Quando chegamos de volta, telefonamos para pessoas da rua, que já conhecíamos, porque Miriam já é moradora antiga. As pessoas se interessaram, e rapidamente as tangerinas, aipim e palmito foram sendo absorvidos. A idéia de uma rede alimentar para produtos sem agrotóxicos foi bem recebida. Neste primeiro momento Mônica, Terezinha, Jaime, Ana, Graça, Teresa, Fabio, Lélia e outros foram concretamente se unindo a Sebastiana. A avenida São Sebastião se uniu a Sebastiana.

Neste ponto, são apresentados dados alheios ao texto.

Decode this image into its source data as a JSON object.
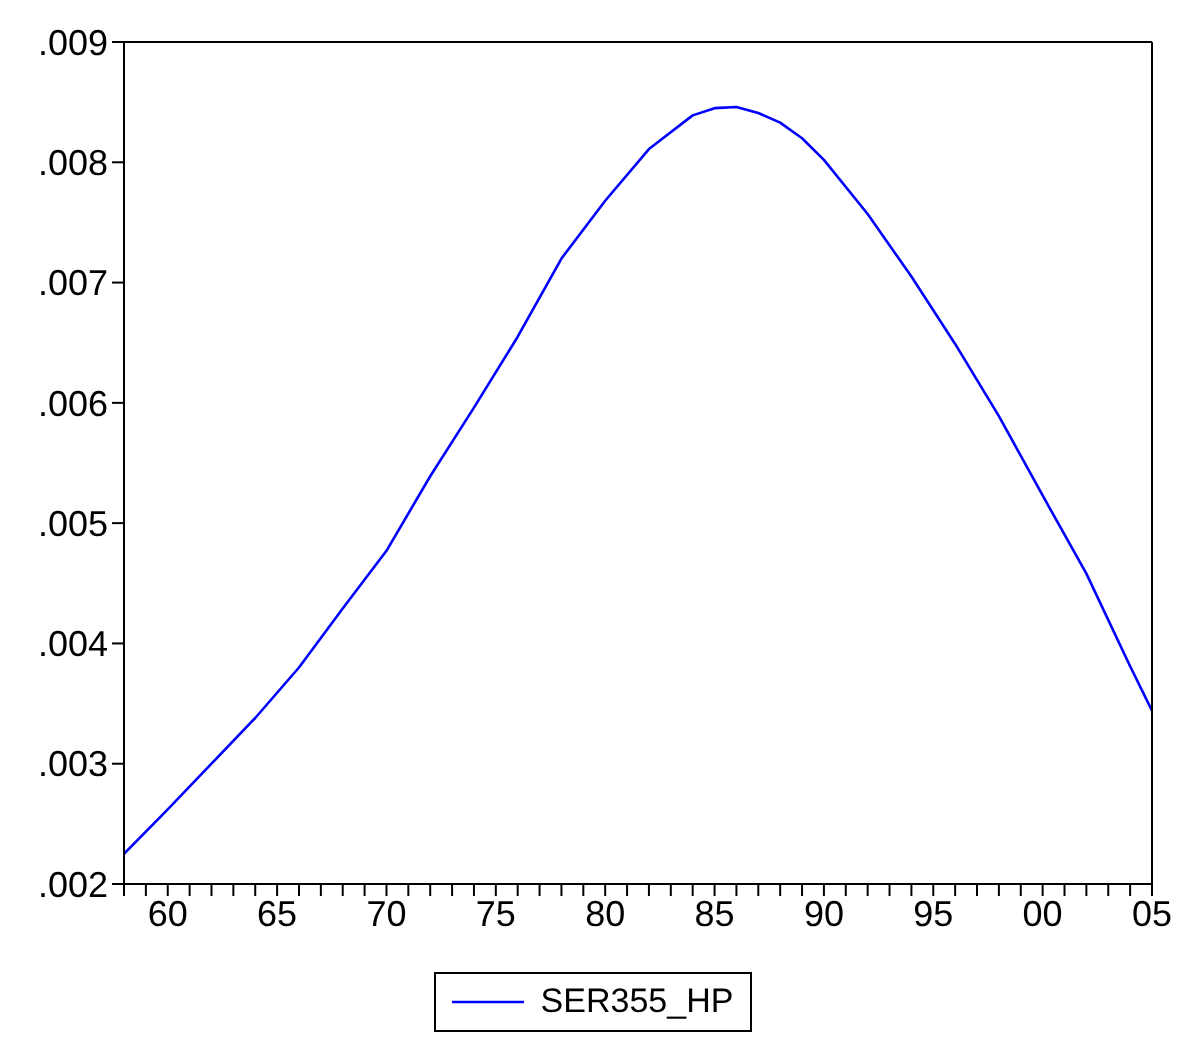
{
  "chart_data": {
    "type": "line",
    "x": [
      1958,
      1960,
      1962,
      1964,
      1966,
      1968,
      1970,
      1972,
      1974,
      1976,
      1978,
      1980,
      1982,
      1984,
      1985,
      1986,
      1987,
      1988,
      1989,
      1990,
      1992,
      1994,
      1996,
      1998,
      2000,
      2002,
      2004,
      2005
    ],
    "series": [
      {
        "name": "SER355_HP",
        "color": "#0000ff",
        "values": [
          0.00225,
          0.00262,
          0.003,
          0.00338,
          0.0038,
          0.00429,
          0.00477,
          0.00539,
          0.00596,
          0.00655,
          0.0072,
          0.00768,
          0.00811,
          0.00839,
          0.00845,
          0.00846,
          0.00841,
          0.00833,
          0.0082,
          0.00802,
          0.00757,
          0.00705,
          0.00649,
          0.00589,
          0.00523,
          0.00458,
          0.00381,
          0.00344
        ]
      }
    ],
    "xlim": [
      1958,
      2005
    ],
    "xticks": [
      {
        "value": 1958,
        "label": null
      },
      {
        "value": 1959,
        "label": null
      },
      {
        "value": 1960,
        "label": "60"
      },
      {
        "value": 1961,
        "label": null
      },
      {
        "value": 1962,
        "label": null
      },
      {
        "value": 1963,
        "label": null
      },
      {
        "value": 1964,
        "label": null
      },
      {
        "value": 1965,
        "label": "65"
      },
      {
        "value": 1966,
        "label": null
      },
      {
        "value": 1967,
        "label": null
      },
      {
        "value": 1968,
        "label": null
      },
      {
        "value": 1969,
        "label": null
      },
      {
        "value": 1970,
        "label": "70"
      },
      {
        "value": 1971,
        "label": null
      },
      {
        "value": 1972,
        "label": null
      },
      {
        "value": 1973,
        "label": null
      },
      {
        "value": 1974,
        "label": null
      },
      {
        "value": 1975,
        "label": "75"
      },
      {
        "value": 1976,
        "label": null
      },
      {
        "value": 1977,
        "label": null
      },
      {
        "value": 1978,
        "label": null
      },
      {
        "value": 1979,
        "label": null
      },
      {
        "value": 1980,
        "label": "80"
      },
      {
        "value": 1981,
        "label": null
      },
      {
        "value": 1982,
        "label": null
      },
      {
        "value": 1983,
        "label": null
      },
      {
        "value": 1984,
        "label": null
      },
      {
        "value": 1985,
        "label": "85"
      },
      {
        "value": 1986,
        "label": null
      },
      {
        "value": 1987,
        "label": null
      },
      {
        "value": 1988,
        "label": null
      },
      {
        "value": 1989,
        "label": null
      },
      {
        "value": 1990,
        "label": "90"
      },
      {
        "value": 1991,
        "label": null
      },
      {
        "value": 1992,
        "label": null
      },
      {
        "value": 1993,
        "label": null
      },
      {
        "value": 1994,
        "label": null
      },
      {
        "value": 1995,
        "label": "95"
      },
      {
        "value": 1996,
        "label": null
      },
      {
        "value": 1997,
        "label": null
      },
      {
        "value": 1998,
        "label": null
      },
      {
        "value": 1999,
        "label": null
      },
      {
        "value": 2000,
        "label": "00"
      },
      {
        "value": 2001,
        "label": null
      },
      {
        "value": 2002,
        "label": null
      },
      {
        "value": 2003,
        "label": null
      },
      {
        "value": 2004,
        "label": null
      },
      {
        "value": 2005,
        "label": "05"
      }
    ],
    "ylim": [
      0.002,
      0.009
    ],
    "yticks": [
      {
        "value": 0.002,
        "label": ".002"
      },
      {
        "value": 0.003,
        "label": ".003"
      },
      {
        "value": 0.004,
        "label": ".004"
      },
      {
        "value": 0.005,
        "label": ".005"
      },
      {
        "value": 0.006,
        "label": ".006"
      },
      {
        "value": 0.007,
        "label": ".007"
      },
      {
        "value": 0.008,
        "label": ".008"
      },
      {
        "value": 0.009,
        "label": ".009"
      }
    ],
    "legend": "bottom",
    "marker": "none",
    "line_style": "solid"
  }
}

Quem sabe este não pode ser um caminho de educação ambiental? Um canto organizado da cidade recebendo e arcando com o transporte, sem intermediários, do que o campo tem de melhor para oferecer. O campo como espaço de visita, familiarizando pessoas da cidade com sua realidade. Deste passeio pode fazer parte uma visita às belezas locais, reunião com os assentados, na qual eles tenham a oportunidade de contar sua história e dividir suas questões. Participar em um momento de colheita, ou de alguma atividade que estejam desenvolvendo, transportar seus produtos pode promover, revisão de padrões de comportamento cristalizadas, colocando em questão velhos hábitos relativos ao pronto, novo, ”fácil”, a mão.

Este tipo de proposta poderia ser considerado um ecoturismo solidário, mais uma forma de preservar a Mata Atlântica, prevenir o êxodo rural, levando informações para a população rural que a ajudarão na sua caminhada. Está em jogo uma troca – e um gesto de amor.